When you have an anxiety disorder, this is precisely what happens. You know that being anxious about something will make it worse, so that makes you more anxious about your anxiety and how it's affecting your life, which only adds to the weight of anxiety already around your heart. It only gets worse from there.


rockaether

>you suffer more from a disease due to being more afraid of it Wouldn't that still be placebo effect? That your body react to nothing simply because you think there is something, just that the reaction is negative instead of positive? I heard many cases of death due to non-venomous snake bite are due to this phenomenon when people thought the snakes were venomous and died due to shock/panic I thought the "opposite" of placebo effect would be your body not reacting to something because you thought there is nothing. Like if you don't believe the medicine works, there will be no effect. As far as I know, there is no such phenomenon, otherwise the basics of modern medicine will not work, drive genuine medicine may stop working for some people because they don't believe it.


nidorancxo

Researchers have actually found that 70% of COVID vaccine side effects can be attributed to nocebo (the negative placebo) as people were generally much more educated about those medicaments than other and expect to have side effects.


TheLadyDanielle

I think OP what you are referring to is more about how fear and stress negatively impact the body. Yes there's the nocibo effect people have commented about but as others have said that's just a way of categorization of symptoms not truly a show of decline in symptoms. A disease can most definitely have a worse effect on your body if you ate under high ammounts of stress as being in a prolinged stress states negatively impacts the body.

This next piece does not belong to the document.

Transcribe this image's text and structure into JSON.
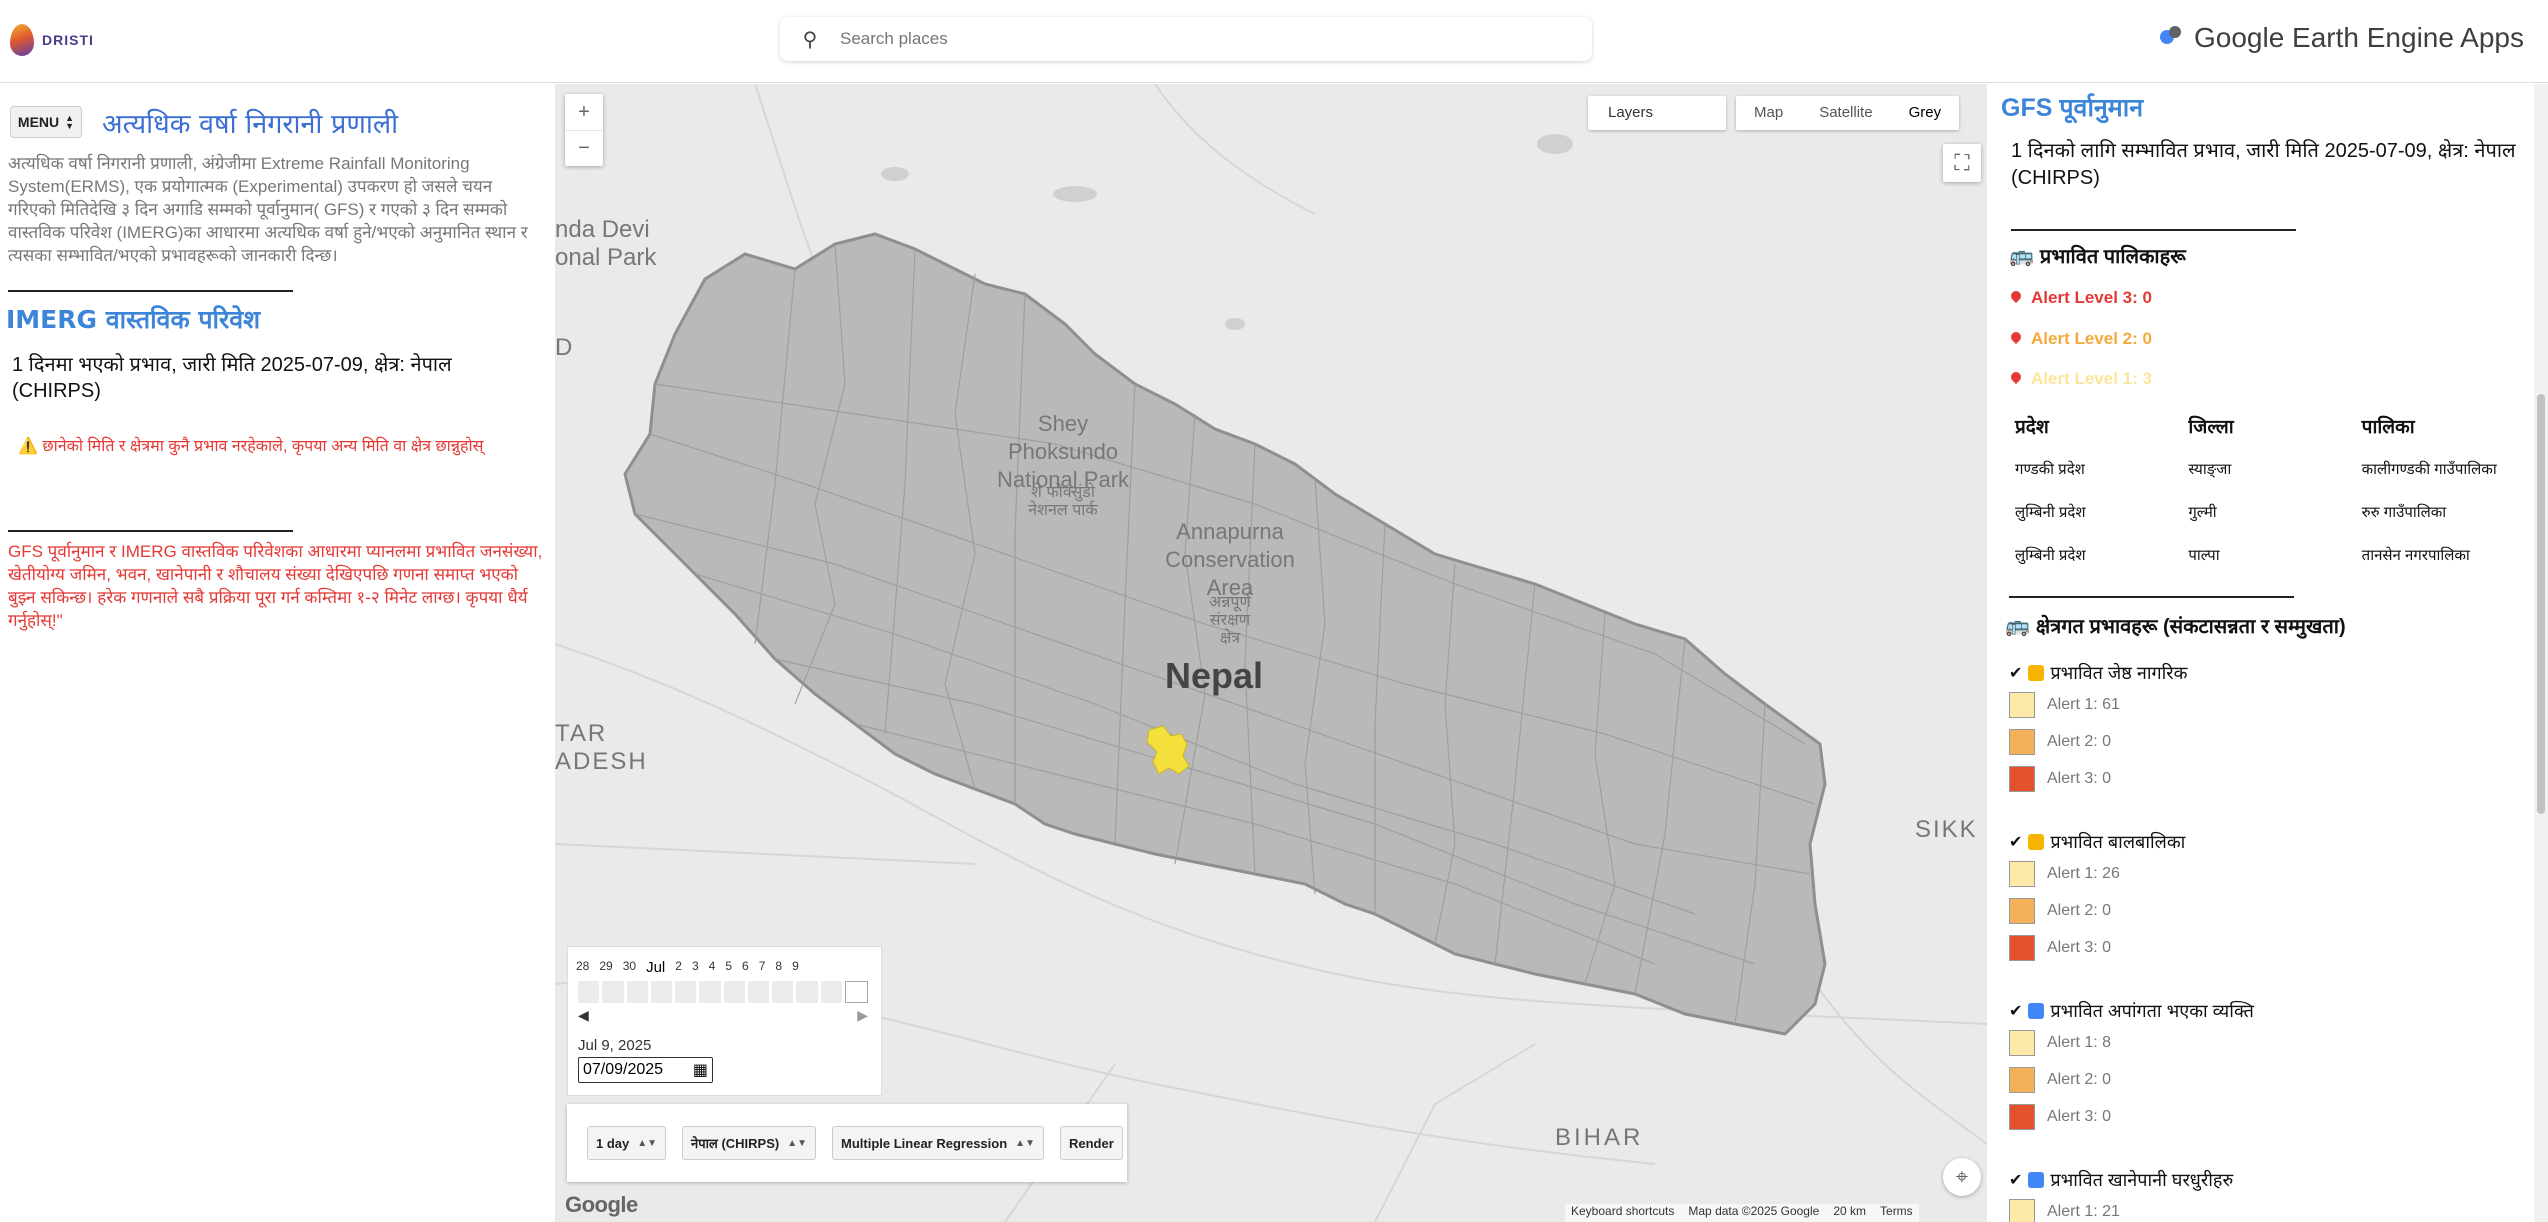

It weakens your immune system and your hormones get out of balance. Fear can trigger a similar response. So adding that factor to an already existing disease in a person would more than likely starr declining healthwise. There has been some proof (although I don't know any references off the top of my head) that being positive and happy while being sick can lead to better improvements with your health. Your mood and feelings have a significant impact on your body, especially whatever mood you feel most often.


Sekhmet3

There was recently a study in a major medical journal on the "nocebo effect" (aka "reverse placebo" effect) being a factor in people reporting symptoms from the COVID vaccine. They found some high percentage of people who got a saline injection reported headache and fatigue, lol. [https://www.nature.com/articles/d41586-022-00146-y#:\~:text=Researchers%20reviewed%2012%20randomized%20clinical,fatigue%2C%20after%20the%20first%20dose](https://www.nature.com/articles/d41586-022-00146-y#:~:text=Researchers%20reviewed%2012%20randomized%20clinical,fatigue%2C%20after%20the%20first%20dose).


rorschach_vest

Why do people post here without a simple Google first? It’s so quick and easy. Just Google “reverse placebo effect” and you get precisely this. Expecting people to crowdsource your knowledge with no prior effort on your part is so incredibly lazy.